Cisco does support RFC 4638 with "tag ppp-max-payload", but doing so requires an ethernet interface which can ingress/egress frames (slightly) larger than 1500 bytes. What I cannot figure out, is which routers can do this and on what ports. It seems fairly likely based on various internet chatter that the large ISRs support up to MTU 1600 on the FE ports, which would definitely do the trick. I have no doubt that this would work just fine on 1841/1921, but I'd rather not have to have such a large/power hungry piece of kit where it really isn't necessary. What of the 800 series?

I can confirm, and fully expect this to be impossible on the 10/100 switch ports (FastEthernet0-3), as the chip they're attached to (usually something like 88E6063 plain doesn't support it) but there is no such hardware limitation on the FE port attached directly to the CPU (WAN/FastEthernet4)

The question is basically: Has Cisco actually implemented "baby jumbo" (1500-1600 byte) frames on the 800 series FE WAN port, that would be needed to support the "tag ppp-max-payload" command! Thought this'd be an easy one!

2 Replies 2

Matthew Millman
Level 1
Level 1

After getting one to experiment with, I think I can now answer my own question.

Running 15.1(4)M2, Attempts to set MTU on FE4 resulted in "Interface FastEthernet4 does not support user settable mtu.". This lead me to suspect that all 5 of the rear ports are connected to the L2 switch, with a little software trickery to make FE4 appear like a real standalone ethernetnet interface, when it isn't. Likely to save $1 on parts.

Examination of the routers internals confirms this. Given that there's no "system mtu" configuration option, every port will always be stuck on MTU 1500.

(Interestingly there's an alternate path from FE4 back to the CPU, via a 'non-fitted' chip about the right size to be a 10/100 PHY. Maybe Cisco were going to give it a real WAN port but changed their mind at the last minute)

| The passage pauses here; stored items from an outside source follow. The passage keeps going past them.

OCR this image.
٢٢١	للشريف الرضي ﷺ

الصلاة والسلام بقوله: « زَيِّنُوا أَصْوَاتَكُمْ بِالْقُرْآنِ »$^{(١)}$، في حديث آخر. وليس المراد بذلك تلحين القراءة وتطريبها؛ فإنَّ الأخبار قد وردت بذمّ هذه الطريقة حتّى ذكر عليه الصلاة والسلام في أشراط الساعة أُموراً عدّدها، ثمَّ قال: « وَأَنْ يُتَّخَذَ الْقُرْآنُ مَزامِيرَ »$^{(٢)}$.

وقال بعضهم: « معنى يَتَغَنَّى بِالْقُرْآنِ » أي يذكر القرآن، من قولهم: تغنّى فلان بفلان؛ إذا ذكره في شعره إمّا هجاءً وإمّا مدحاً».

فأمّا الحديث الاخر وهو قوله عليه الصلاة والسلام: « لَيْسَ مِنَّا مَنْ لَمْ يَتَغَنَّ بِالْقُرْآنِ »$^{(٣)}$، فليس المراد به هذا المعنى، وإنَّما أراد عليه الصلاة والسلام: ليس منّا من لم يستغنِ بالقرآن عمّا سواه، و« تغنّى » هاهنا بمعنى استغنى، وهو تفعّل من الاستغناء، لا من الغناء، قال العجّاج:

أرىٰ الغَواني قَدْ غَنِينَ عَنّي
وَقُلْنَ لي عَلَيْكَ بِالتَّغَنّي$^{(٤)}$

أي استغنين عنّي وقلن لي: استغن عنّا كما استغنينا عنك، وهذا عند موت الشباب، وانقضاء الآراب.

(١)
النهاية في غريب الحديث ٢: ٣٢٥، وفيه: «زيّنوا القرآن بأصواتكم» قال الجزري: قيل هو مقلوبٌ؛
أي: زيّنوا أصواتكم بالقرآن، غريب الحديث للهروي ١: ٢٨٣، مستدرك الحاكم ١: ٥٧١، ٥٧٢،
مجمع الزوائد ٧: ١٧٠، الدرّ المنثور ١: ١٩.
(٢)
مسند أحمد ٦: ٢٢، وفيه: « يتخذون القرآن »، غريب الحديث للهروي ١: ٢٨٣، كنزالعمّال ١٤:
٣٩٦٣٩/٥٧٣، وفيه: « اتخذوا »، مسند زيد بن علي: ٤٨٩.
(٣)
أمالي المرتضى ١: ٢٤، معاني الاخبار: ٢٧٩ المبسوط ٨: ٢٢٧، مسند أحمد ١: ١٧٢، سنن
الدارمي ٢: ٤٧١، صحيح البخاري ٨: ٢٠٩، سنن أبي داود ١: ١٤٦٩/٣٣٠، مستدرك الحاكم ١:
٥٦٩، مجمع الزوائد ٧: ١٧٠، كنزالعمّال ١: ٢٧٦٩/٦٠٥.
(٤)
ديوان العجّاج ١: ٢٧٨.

So does this mean RFC 4638 would work? If so, I have no idea how; but I suspect, probably not. Time for an ISR...

Matthew Millman
Level 1
Level 1

I can confirm this has a good chance of working on a C1841 running c1841-adventerprisek9-mz.151-4.M2.bin

Router(config)#interface FastEthernet 0/0

Router(config-if)#mtu ?

  <64-1600>  MTU size in bytes

Router(config-if)#mtu 1600

Router(config-if)#

That looks like baby jumbo's to me. Doesn't work with anything less than Advanced Enterprise images. A tad overkill when all you want it for is PPPoE.

I know this feature was added for use with MPLS, so don't yet know if the PPPoE layer will work with it, I'll test it sometime in the next few weeks.